New Hampshire
Two more settlements remain to be considered before a survey of the
foundations of New England can be called complete. When the Reverend John
Wheelwright, the friend of Anne Hutchinson, was driven from Massachusetts
and took his way northward to the region of Squamscott Falls where he
founded Exeter, he entered a territory of grants and claims and rights of
possession that render the early history of New Hampshire a tangle of
difficulties. Out of a grant to Gorges and Mason of the stretch of coast
between the Merrimac and the Kennebec in 1622, and a confirmation of
Mason's right to the region between the Merrimac and the Piscataqua, arose
the settlement of Strawberry Bank, or Portsmouth, and accompanying it a
controversy over the title to the soil that lasted throughout the colonial
period. Mason called his territory New Hampshire; Gorges planned to call
the region that he received New Somersetshire; and both designations took
root, one as the name of a colony, the other as that of a county in Maine.

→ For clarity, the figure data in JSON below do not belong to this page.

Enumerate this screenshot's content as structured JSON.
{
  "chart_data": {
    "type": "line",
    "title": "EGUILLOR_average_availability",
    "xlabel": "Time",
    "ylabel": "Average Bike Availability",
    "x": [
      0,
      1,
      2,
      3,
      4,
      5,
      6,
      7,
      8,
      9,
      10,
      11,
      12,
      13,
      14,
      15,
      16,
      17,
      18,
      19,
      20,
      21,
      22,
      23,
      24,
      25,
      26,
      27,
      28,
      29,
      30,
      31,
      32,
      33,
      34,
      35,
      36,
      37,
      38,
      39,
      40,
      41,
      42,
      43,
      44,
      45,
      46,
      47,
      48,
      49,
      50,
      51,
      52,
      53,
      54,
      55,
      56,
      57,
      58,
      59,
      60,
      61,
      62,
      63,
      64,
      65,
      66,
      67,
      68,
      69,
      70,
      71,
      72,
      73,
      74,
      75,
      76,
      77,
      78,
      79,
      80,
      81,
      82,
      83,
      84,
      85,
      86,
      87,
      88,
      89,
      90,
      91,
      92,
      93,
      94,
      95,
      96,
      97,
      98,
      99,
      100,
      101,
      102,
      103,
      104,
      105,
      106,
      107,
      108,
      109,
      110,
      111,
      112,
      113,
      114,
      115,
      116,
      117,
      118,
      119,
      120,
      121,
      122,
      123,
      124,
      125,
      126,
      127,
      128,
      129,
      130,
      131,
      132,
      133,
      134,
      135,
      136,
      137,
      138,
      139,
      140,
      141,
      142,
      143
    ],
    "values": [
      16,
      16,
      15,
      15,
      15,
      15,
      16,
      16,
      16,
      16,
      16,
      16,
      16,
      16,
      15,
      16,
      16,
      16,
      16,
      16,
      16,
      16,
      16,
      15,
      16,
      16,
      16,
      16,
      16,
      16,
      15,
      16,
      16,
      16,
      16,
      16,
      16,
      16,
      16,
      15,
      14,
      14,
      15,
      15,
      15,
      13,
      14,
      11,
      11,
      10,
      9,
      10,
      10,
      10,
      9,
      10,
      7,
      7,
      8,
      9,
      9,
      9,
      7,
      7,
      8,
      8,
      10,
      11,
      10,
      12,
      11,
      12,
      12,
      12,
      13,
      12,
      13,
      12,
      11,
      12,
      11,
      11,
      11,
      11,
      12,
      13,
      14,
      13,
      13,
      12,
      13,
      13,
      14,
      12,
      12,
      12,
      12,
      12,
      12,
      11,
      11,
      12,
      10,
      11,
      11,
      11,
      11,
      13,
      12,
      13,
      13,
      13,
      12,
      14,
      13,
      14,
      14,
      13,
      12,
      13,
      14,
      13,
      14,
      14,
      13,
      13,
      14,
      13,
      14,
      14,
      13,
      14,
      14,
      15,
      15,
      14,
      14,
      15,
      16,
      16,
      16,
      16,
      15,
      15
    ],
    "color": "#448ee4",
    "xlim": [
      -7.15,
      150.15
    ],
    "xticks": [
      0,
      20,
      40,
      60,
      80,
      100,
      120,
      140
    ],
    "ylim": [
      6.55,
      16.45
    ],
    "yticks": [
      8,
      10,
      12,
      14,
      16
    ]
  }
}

At an earlier date, merchants of Bristol and Shrewsbury had become
interested in this part of New England and had sent over one Edward
Hilton, who some time before 1627 began a settlement at Dover. The share
of the Bristol merchants was purchased in 1633 by the English lords and
gentlemen already concerned in the Connecticut settlement, for the
purpose, it may be, of furnishing another refuge in New England, should
conditions at home demand their withdrawal overseas. But nothing came of
their purchase except an unfortunate controversy with Plymouth colony over
trading boundaries on the Kennebec.
The men established on this northern frontier were often lawless and
difficult to control, of loose habits and morals, and intent on their own
profit; and the region itself was inhospitable to organized and settled
government. Yet out of these somewhat nebulous beginnings, four
settlements arose — Portsmouth (Masonian and Anglican), Dover (Anglican
and Puritan), Exeter and Hampton (both Puritan), each with its civil
compact and each an independent town. The inhabitants were few in number,
and "the generality, of mean and low estates," and little disposed to
union among themselves. But in 1638-1639, when Massachusetts discovered
that one interpretation of her charter would carry her northern boundary
to a point above them, she took them under her protecting wing. After
considerable debate this jurisdiction was recognized and the New Hampshire
and Maine towns were brought within her boundaries. Henceforth, for many
years a number of these towns, though in part Anglican communities and
never burdened with the requirement that their freemen be church members,
were represented in the general court at Boston. Nevertheless the Mason
and Gorges adherents — whose Anglican and pro-monarchical sympathies were
hostile to Puritan control and who were supported by the persistent
efforts of the Mason family in England — were able to obtain the
separation of New Hampshire from Massachusetts in 1678. Maine, however,
remained a part of the Bay Colony to the end of the colonial period.